Política
Reinaldo Azambuja defende ferrovia, hidrovia e Rota Bioceânica como prioridades no Senado
Candidato afirma que crescimento da produção e avanço da industrialização de Mato Grosso do Sul exigem novos investimentos em infraestrutura para reduzir custos e ampliar o escoamento
O crescimento da produção e o avanço da industrialização de Mato Grosso do Sul precisam ser acompanhados por investimentos em infraestrutura logística. Essa é a avaliação do candidato ao Senado Reinaldo Azambuja (PL 222), que defende a dragagem do Rio Paraguai, a recuperação e retomada da Malha Oeste e a conclusão dos acessos à ponte da Rota Bioceânica entre Porto Murtinho e Carmelo Peralta, no Paraguai, como medidas fundamentais para o desenvolvimento do Estado.
Em entrevista à Rádio FM Antena 1 na manhã desta terça-feira (1º), o ex-governador destacou o aumento da produção sul-mato-grossense nos últimos anos e afirmou que a expansão precisa ser acompanhada por alternativas ao transporte rodoviário. “Não dá pro Estado crescer sem hidrovia e ferrovia. São modais importantes hoje pra um Estado que produz tanto igual ao nosso. Nós dobramos a produção do Estado em 11 anos e meio. Saímos de 14 milhões de toneladas pra 28 milhões e vamos passar de 30 milhões nos próximos dois anos. É muita produção. Além disso, estamos industrializando”, afirmou.
Reinaldo citou como exemplos desse processo a produção de álcool e DDG, utilizado na fabricação de ração animal, a partir do milho, além das carnes processadas e dos diferentes tipos de papel produzidos a partir da celulose. Para ele, o avanço dessas cadeias produtivas aumenta a necessidade de alternativas logísticas mais competitivas. “A Malha Oeste é uma prioridade. Eu, se eu chegar no Senado, eu vou lutar muito.
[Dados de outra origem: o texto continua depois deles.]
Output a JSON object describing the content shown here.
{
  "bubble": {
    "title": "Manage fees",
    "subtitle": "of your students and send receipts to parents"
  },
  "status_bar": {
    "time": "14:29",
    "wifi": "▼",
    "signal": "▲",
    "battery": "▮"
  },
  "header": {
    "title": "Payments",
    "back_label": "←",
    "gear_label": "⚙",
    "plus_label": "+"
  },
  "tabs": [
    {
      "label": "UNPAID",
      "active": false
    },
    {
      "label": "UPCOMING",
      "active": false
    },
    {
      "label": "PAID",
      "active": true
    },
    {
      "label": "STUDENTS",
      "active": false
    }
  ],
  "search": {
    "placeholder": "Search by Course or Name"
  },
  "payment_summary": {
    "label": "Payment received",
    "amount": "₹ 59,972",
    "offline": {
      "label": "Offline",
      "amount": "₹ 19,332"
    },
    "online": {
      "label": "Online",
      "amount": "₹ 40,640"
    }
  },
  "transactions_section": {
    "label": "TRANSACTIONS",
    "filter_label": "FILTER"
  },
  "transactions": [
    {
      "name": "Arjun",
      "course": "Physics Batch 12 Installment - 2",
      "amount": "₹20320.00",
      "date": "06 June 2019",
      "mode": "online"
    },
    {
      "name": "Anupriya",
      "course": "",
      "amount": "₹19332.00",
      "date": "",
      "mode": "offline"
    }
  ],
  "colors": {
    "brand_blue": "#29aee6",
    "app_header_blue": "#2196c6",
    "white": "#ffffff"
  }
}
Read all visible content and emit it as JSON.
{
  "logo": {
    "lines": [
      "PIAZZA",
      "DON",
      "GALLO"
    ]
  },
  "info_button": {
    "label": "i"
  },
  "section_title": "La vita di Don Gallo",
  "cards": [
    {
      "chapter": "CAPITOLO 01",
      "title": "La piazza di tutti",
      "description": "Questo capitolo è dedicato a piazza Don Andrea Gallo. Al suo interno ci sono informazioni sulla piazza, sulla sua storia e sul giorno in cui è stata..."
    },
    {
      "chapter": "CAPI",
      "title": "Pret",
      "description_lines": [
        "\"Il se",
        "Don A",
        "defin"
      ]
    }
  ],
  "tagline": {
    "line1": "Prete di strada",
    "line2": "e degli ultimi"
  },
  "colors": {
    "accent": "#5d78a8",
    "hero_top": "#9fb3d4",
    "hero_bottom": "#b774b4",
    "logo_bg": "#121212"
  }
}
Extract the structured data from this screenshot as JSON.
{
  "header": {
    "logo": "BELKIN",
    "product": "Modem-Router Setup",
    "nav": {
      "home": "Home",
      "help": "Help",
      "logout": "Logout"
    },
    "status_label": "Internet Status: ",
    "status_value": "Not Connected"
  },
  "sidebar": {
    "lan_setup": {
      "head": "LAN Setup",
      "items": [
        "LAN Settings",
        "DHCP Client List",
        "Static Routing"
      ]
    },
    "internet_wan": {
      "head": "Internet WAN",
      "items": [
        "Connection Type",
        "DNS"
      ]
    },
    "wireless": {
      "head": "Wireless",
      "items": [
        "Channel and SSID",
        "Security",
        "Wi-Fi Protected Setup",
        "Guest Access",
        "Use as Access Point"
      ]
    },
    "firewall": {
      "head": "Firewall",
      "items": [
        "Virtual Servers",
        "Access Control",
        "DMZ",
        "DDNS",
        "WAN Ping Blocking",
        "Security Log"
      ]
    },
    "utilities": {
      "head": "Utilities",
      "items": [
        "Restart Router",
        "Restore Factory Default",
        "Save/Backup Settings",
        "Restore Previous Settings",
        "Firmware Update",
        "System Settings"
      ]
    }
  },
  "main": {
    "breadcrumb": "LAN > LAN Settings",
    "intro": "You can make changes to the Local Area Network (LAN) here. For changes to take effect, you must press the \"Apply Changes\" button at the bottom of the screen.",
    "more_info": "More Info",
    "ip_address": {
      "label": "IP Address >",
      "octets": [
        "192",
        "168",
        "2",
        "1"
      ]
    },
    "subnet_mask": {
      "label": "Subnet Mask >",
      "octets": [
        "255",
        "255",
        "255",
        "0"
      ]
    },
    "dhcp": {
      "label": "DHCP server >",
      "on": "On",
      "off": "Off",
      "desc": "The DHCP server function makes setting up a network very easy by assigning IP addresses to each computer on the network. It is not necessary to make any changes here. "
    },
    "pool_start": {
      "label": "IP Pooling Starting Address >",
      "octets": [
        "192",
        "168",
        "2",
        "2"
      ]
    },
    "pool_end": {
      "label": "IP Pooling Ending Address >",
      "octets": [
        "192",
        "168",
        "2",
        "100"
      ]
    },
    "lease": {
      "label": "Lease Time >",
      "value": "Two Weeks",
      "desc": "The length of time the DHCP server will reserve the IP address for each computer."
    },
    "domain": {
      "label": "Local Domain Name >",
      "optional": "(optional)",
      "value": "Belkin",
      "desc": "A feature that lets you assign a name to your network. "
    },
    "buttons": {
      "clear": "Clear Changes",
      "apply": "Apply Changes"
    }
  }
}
Não dá para Mato Grosso do Sul conviver sem uma ferrovia, está muito caro o transporte por rodovias. O transporte rodoviário é um modal caro e que causa muito transtorno”, disse.
Na avaliação do candidato, a hidrovia também precisa ser fortalecida. Ele voltou a defender a dragagem de trechos do Rio Paraguai para garantir o transporte de minério de ferro produzido na região de Corumbá durante todo o ano. Além de reduzir a dependência das rodovias, a medida, segundo Reinaldo, poderia contribuir para preservar a BR-262 e diminuir impactos ambientais provocados pelo intenso tráfego de caminhões no Pantanal.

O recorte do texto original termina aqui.